I have always had kind of a fucked-up fantasy world and warped mind when it came to sex. Taboo thoughts have never been far from my mind. I never had the guts to talk about it with anyone other than my brother, and he and I used to talk a lot about it, and used to steal Playboys from a friend's house. That's how we would get access to "porn". Reading my mom's cosmos were another way. Other than him, I had never met anyone like me before. He and I never had anyone else to turn to or ask questions to. Our parents weren't the kind of people to answer questions and when he first came to me asking questions, I didn't have the answers because I had my own issues to work through. Over time, we lived, learned, and shared our experiences with each other, helping to navigate a world that wasn't talked about. More than brothers, we became friends and confidants.
I was 27 and my wife was 22 when we started dating. My brother actually hooked us up. Prior to her, I had been married (damned near sex-less married) with children for 8 years. The single scene was a blast for me, although I never embarked on my fantasy's. I just couldn't bring myself to indulge in real life for fear of having to say it out loud. He however, did. He's lived his life the way he's always wanted and I had to sit back and listen to his stories and imagine it.
When my current wife and I began dating, it was hot and heavy from the get-go. She liked to make love, but what we usually did, would be more appropriately described as fucking. The sex was sensational and exciting. I get bored easily and like to talk and imagine, but as I said earlier, I never opened up to any of the girls I dated, or even my ex-wife. There was something about her though. Her scent, the way she moved... maybe it was that everyone that knew her, knew her as this perfect angel, and I knew her as a real-life Aphrodite.
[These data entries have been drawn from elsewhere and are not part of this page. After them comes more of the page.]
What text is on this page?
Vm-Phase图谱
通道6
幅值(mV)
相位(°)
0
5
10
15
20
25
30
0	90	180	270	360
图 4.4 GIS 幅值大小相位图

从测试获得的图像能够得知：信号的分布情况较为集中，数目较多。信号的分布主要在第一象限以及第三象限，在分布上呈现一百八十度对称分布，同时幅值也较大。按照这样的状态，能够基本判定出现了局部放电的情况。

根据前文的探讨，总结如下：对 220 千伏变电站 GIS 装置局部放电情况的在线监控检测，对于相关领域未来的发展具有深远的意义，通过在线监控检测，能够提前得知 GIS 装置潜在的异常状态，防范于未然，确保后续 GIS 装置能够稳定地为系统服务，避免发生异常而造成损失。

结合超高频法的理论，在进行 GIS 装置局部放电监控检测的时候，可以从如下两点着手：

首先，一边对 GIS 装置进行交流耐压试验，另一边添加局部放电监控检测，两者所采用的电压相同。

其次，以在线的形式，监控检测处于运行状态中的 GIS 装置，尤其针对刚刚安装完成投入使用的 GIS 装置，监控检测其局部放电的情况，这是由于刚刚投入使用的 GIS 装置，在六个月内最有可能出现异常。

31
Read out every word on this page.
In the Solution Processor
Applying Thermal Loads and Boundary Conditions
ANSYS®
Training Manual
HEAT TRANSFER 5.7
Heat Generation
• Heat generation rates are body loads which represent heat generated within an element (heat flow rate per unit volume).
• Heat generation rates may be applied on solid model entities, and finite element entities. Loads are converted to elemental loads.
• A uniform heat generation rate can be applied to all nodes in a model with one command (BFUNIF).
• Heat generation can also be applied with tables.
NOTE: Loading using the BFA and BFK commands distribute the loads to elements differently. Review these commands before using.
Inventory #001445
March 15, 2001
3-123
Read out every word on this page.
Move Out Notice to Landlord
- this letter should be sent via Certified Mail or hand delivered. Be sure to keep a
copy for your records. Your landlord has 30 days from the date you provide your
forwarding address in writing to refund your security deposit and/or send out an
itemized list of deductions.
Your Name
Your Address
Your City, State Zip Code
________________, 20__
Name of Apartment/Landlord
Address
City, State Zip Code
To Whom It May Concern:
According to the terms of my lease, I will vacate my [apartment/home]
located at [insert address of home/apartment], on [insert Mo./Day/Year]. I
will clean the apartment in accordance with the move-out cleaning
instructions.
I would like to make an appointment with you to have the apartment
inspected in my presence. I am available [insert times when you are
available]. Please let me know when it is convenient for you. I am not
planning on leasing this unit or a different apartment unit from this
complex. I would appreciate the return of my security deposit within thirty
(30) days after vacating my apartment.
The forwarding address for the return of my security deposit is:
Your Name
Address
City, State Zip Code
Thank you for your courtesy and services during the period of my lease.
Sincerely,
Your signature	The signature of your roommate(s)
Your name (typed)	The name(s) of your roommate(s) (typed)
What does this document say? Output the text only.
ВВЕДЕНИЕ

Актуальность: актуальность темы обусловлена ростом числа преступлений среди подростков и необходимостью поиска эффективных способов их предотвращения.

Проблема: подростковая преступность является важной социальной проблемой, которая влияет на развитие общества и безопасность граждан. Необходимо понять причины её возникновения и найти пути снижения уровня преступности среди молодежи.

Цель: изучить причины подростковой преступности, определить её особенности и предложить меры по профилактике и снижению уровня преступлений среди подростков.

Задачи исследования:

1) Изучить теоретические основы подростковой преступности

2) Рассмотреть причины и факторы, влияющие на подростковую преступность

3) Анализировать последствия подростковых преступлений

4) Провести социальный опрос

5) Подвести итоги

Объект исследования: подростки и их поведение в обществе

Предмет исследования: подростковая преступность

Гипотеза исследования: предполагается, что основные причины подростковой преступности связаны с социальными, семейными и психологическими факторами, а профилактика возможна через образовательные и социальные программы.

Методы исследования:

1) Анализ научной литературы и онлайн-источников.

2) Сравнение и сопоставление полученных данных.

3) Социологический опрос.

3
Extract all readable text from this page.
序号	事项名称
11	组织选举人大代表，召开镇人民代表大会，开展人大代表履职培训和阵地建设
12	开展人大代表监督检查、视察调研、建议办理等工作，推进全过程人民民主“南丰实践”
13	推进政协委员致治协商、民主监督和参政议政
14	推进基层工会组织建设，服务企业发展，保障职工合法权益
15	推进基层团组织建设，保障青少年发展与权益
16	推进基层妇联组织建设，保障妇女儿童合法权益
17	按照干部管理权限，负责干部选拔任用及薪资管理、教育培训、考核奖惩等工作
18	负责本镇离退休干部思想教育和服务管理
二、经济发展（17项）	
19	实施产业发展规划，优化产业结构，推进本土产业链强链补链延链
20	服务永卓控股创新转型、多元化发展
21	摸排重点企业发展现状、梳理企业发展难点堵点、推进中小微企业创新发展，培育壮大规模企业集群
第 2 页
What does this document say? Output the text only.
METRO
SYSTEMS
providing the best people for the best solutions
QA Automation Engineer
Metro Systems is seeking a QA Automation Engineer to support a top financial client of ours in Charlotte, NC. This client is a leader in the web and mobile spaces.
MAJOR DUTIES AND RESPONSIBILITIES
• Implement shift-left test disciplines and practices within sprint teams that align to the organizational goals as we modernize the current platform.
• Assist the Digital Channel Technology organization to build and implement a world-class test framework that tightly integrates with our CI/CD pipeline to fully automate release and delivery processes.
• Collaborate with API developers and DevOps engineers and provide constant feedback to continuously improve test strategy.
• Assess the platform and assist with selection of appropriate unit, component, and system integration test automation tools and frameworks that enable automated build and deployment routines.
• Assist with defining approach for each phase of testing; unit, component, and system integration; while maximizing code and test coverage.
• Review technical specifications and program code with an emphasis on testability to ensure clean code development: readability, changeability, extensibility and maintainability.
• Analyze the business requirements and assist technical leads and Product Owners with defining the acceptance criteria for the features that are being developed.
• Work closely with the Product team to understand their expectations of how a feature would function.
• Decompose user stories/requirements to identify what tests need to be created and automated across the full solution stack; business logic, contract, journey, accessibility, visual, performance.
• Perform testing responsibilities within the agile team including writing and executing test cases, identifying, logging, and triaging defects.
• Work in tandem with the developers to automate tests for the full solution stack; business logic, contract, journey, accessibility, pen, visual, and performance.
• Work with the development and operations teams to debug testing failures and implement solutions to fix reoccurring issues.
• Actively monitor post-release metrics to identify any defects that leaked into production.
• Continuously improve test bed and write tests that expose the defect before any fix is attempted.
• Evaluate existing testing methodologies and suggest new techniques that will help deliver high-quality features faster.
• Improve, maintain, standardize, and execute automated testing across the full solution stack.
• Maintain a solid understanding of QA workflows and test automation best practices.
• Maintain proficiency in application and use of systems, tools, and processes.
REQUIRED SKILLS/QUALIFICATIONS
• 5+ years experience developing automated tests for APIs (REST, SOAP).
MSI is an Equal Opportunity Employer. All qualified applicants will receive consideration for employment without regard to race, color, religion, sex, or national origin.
She isn't open to talking like I am. She talks with her body and willingness. Yet, there was something that gave me comfort. Something that gave me confidence to open up, to push the envelope. I was at a point in my life, where the desire to explore fantasies and to share them with someone, other than my brother. However, I couldn't come out guns a blazing. I needed to see where she was at. I started asking her to describe her fantasies. She of courses said, "I don't have any. You're my fantasy." In a weak moment though, I was clued in when she mistakenly told me she wanted to be watched. Bingo. She's the one. She's the one I had hoped and dreamed of. Now, how to proceed when we aren't in the throes of passion. It was time to get a ring on her finger and get this legal.